Padlock

I have a small padlock on my washboard.

It needs a 5mm shackle bar or smaller.

Ideally I'd want three keyed alike padlocks (so I can lock the lockers) that will be able to be marine environment corrosion free. Is this a unicorn?

Those I've used so far are rubbish, and have rusted and failed amazingly quickly

Any recomendations?

(why do we call them lockers when they don't?)


FWIW, I had three cheap Masterlock combination locks and - with twice yearly greasing - all three lasted 9 years. By the end the shackles on all three looked pretty awful with rust but they still functioned and were showing no sign of ceasing to function. The non-ferrous (brass?) bodies were in perfect nick.
 
After years on a swinging mooring, I never use key padlocks. Combination locks can be any number you want. They are only to stop the casual thief, not serious criminals who have grinders!


That's exactly my strategy. I want to put off casual thieves whilst making it easy for equipped thieves to get in without taking and angle grinder to GRP or the OB bracket.

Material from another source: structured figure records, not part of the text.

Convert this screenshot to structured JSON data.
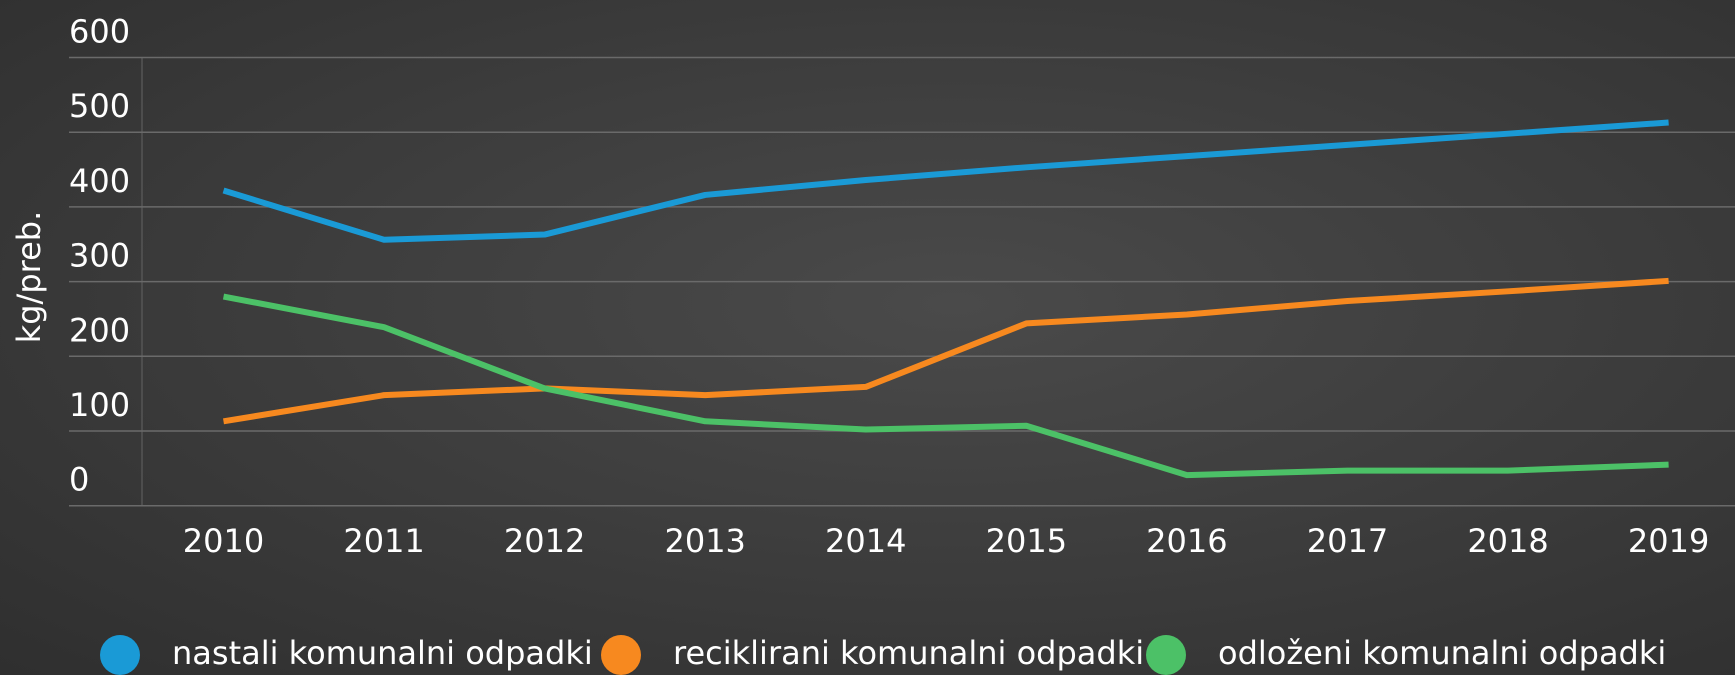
{
  "chart_data": {
    "type": "line",
    "y_label": "kg/preb.",
    "categories": [
      "2010",
      "2011",
      "2012",
      "2013",
      "2014",
      "2015",
      "2016",
      "2017",
      "2018",
      "2019"
    ],
    "series": [
      {
        "name": "nastali komunalni odpadki",
        "color": "#1a9ad6",
        "values": [
          422,
          356,
          363,
          416,
          436,
          453,
          468,
          483,
          498,
          513
        ]
      },
      {
        "name": "reciklirani komunalni odpadki",
        "color": "#f7891f",
        "values": [
          113,
          148,
          157,
          148,
          159,
          244,
          256,
          274,
          287,
          301
        ]
      },
      {
        "name": "odloženi komunalni odpadki",
        "color": "#4cc167",
        "values": [
          280,
          239,
          157,
          113,
          102,
          107,
          41,
          47,
          47,
          55
        ]
      }
    ],
    "ylim": [
      0,
      600
    ],
    "yticks": [
      0,
      100,
      200,
      300,
      400,
      500,
      600
    ],
    "grid": true
  }
}
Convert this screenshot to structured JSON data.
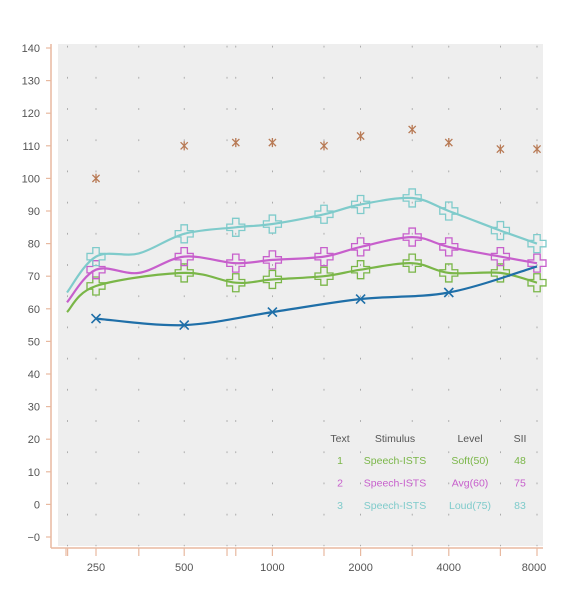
{
  "chart_data": {
    "type": "line",
    "x_scale": "log",
    "categories": [
      "250",
      "500",
      "1000",
      "2000",
      "4000",
      "8000"
    ],
    "x_minor_ticks": [
      150,
      200,
      250,
      350,
      500,
      700,
      750,
      1000,
      1500,
      2000,
      3000,
      4000,
      6000,
      8000
    ],
    "ylim": [
      -5,
      140
    ],
    "y_ticks": [
      "140",
      "130",
      "120",
      "110",
      "100",
      "90",
      "80",
      "70",
      "60",
      "50",
      "40",
      "30",
      "20",
      "10",
      "0",
      "−0"
    ],
    "grid": true,
    "colors": {
      "background": "#eeeeee",
      "axis": "#e8b9a0",
      "soft": "#7ab648",
      "avg": "#c75fcc",
      "loud": "#7fcbcb",
      "threshold": "#1f6fa8",
      "ucl": "#b87a55"
    },
    "series": [
      {
        "name": "Soft(50)",
        "key": "soft",
        "marker": "cross",
        "x": [
          150,
          250,
          500,
          750,
          1000,
          1500,
          2000,
          3000,
          4000,
          6000,
          8000
        ],
        "values": [
          59,
          67,
          71,
          68,
          69,
          70,
          72,
          74,
          71,
          71,
          68
        ],
        "marker_x": [
          250,
          500,
          750,
          1000,
          1500,
          2000,
          3000,
          4000,
          6000,
          8000
        ]
      },
      {
        "name": "Avg(60)",
        "key": "avg",
        "marker": "cross",
        "x": [
          150,
          250,
          350,
          500,
          750,
          1000,
          1500,
          2000,
          3000,
          4000,
          6000,
          8000
        ],
        "values": [
          62,
          72,
          71,
          76,
          74,
          75,
          76,
          79,
          82,
          79,
          76,
          74
        ],
        "marker_x": [
          250,
          500,
          750,
          1000,
          1500,
          2000,
          3000,
          4000,
          6000,
          8000
        ]
      },
      {
        "name": "Loud(75)",
        "key": "loud",
        "marker": "cross",
        "x": [
          150,
          250,
          350,
          500,
          750,
          1000,
          1500,
          2000,
          3000,
          4000,
          6000,
          8000
        ],
        "values": [
          65,
          76,
          77,
          83,
          85,
          86,
          89,
          92,
          94,
          90,
          84,
          80
        ],
        "marker_x": [
          250,
          500,
          750,
          1000,
          1500,
          2000,
          3000,
          4000,
          6000,
          8000
        ]
      },
      {
        "key": "threshold",
        "marker": "x",
        "x": [
          250,
          500,
          1000,
          2000,
          4000,
          8000
        ],
        "values": [
          57,
          55,
          59,
          63,
          65,
          73
        ],
        "marker_x": [
          250,
          500,
          1000,
          2000,
          4000
        ]
      },
      {
        "key": "ucl",
        "marker": "asterisk",
        "line": false,
        "x": [
          250,
          500,
          750,
          1000,
          1500,
          2000,
          3000,
          4000,
          6000,
          8000
        ],
        "values": [
          100,
          110,
          111,
          111,
          110,
          113,
          115,
          111,
          109,
          109
        ]
      }
    ],
    "legend": {
      "placement": "bottom-right",
      "headers": [
        "Text",
        "Stimulus",
        "Level",
        "SII"
      ],
      "rows": [
        {
          "text": "1",
          "stimulus": "Speech-ISTS",
          "level": "Soft(50)",
          "sii": "48",
          "key": "soft"
        },
        {
          "text": "2",
          "stimulus": "Speech-ISTS",
          "level": "Avg(60)",
          "sii": "75",
          "key": "avg"
        },
        {
          "text": "3",
          "stimulus": "Speech-ISTS",
          "level": "Loud(75)",
          "sii": "83",
          "key": "loud"
        }
      ]
    }
  }
}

I've no idea if, on average, that's the right strategy. (Not least because I fear that an angle grinder is less effort than breaking even the weakest padlock.)
 
After having padlocks that rusted after one season I got 3 stainless combination locks marked "Shield" that have lasted for years.
They allow you to sert your own number. Only one gave me trouble as I could not open it so ihad to scrap it.
 
I bought a combination padlock for the wee boat about 4 years ago, from a recommendation on here, something like marinepadlocks?? And it has been faultless. Just works, everything is smooth and no sign of rust despite boat being in the water all the year round.I have never oiled or lubed it. Sorry its not much use without the supplier, but they have been mentioned on the forum more than once so someone else may remember.
 
I never found graphite any good on padlocks. Preferred GT85 lube spray that seemed to last the season.
I've had success with graphite, but only after thoroughly cleaning all oil out first - I agree that GT85 is great, especially when comparing the cost to supposedly "boat specific" alternatives.